Musik

Sirius Radio sichert sich Stern

Der Markt für digitales Satellitenradio bekommt seine erste Lichtgestalt. Amerikas umstrittenste Radiopersönlichkeit Howard Stern wechselt ab 2006 von Viacom zu Sirius. Den Fünfjahresvertrag lässt sich Sirius eine halbe Mrd. Dollar kosten.

Der junge Markt für digitales Satellitenradio bekommt seine erste Lichtgestalt. Amerikas umstrittenste Radiopersönlichkeit Howard Stern wechselt zum Januar 2006 von der Viacom-Sendergruppe Infinity Broadcasting zu Sirius Satellite Radio. Den Fünfjahresvertrag lässt sich Sirius eine halbe Mrd. Dollar kosten. 100 Mio. Dollar pro Jahr decken Produktion, Marketing und Sterns Gage ab. „Ich habe die Nase voll von der Zensur“, erklärte der Radiostar. „Die Regierung und die religiösen Fanatiker ruinieren gemeinsam alles, was am Radio bisher aufregend und spannend war.“

Seine Show, die nicht immer ganz jugendfrei ist, kam in den Monaten nach „Nipplegate“ immer wieder in Konflikt mit der US-Medienaufsicht, der Federal Communications Commission (FCC), nachdem Repräsentantenhaus und Senat auf Betreiben konservativer Kreise die Bußgelder für „unzüchtiges Verhalten“ drastisch erhöht hatten (musikwoche berichtete im Dossier in Heft 37: „Medienzensur in den USA“). So musste zum Beispiel der Radiobetreiber Clear Channel, der die Stern-Show auch ausstrahlt, zuletzt 495.000 Dollar Strafe an die FCC zahlen, weil Stern gegen Anstandsregeln verstieß. Stern sieht darin eine Einschränkung seiner Rede- und Meinungsfreiheit.

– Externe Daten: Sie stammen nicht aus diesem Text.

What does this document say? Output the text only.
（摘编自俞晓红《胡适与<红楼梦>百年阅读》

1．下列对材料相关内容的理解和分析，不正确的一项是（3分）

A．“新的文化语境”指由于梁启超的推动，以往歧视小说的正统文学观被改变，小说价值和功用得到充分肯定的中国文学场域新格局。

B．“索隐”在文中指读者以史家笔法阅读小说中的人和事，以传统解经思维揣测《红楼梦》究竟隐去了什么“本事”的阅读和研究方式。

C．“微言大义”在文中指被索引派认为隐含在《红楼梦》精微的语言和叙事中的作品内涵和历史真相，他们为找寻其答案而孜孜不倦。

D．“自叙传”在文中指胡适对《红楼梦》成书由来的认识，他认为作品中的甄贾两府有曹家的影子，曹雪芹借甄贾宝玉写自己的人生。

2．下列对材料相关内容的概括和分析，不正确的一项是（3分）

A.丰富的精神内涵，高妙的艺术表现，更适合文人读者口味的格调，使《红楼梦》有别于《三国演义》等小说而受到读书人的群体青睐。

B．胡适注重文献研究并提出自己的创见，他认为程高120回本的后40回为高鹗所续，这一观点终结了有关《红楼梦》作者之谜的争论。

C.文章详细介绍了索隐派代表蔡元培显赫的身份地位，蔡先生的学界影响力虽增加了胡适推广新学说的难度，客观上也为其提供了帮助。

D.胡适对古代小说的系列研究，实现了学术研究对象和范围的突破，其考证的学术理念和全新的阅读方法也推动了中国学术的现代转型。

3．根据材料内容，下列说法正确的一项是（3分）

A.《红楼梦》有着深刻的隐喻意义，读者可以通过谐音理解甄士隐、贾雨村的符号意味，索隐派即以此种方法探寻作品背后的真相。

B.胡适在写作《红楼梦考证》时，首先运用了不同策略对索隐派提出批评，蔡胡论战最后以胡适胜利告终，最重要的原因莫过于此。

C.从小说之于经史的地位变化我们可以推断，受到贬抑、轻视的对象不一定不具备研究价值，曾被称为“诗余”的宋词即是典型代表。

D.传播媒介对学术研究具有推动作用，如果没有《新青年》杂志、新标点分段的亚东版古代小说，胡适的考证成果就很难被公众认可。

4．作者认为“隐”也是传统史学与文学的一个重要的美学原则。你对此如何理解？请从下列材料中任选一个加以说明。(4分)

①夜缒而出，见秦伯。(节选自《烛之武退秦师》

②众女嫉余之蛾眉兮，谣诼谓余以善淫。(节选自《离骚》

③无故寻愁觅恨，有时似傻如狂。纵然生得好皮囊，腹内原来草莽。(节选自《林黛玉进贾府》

Beim Satellitensender Sirius kann er anstößig sein, wie er will: Inhaltelieferanten, deren Kunden bezahlen, unterliegen nicht den FCC-Regeln. Im öffentlichen Radio erreicht Stern wöchentlich rund zwölf Mio. Zuhörer. Dieses Potenzial will Sirius nun nutzen, um seinen bisherigen Kundenstamm von 600.000 deutlich zu steigern. Laut CEO Joseph P. Clayton braucht sein Unternehmen eine Mio. neue Hörer, um das Stern-Experiment finanzieren zu können. Investoren haben offenbar wenig Zweifel daran: Der Kurs der Sirius-Aktien stieg nach Verkündung des Deals um rund 18 Prozent. Hauptkonkurrent XM Radio, mit über 2,5 Mio. Abonnenten Marktführer, enttäuschte die Börsianer indes zuletzt, die Kurse sanken.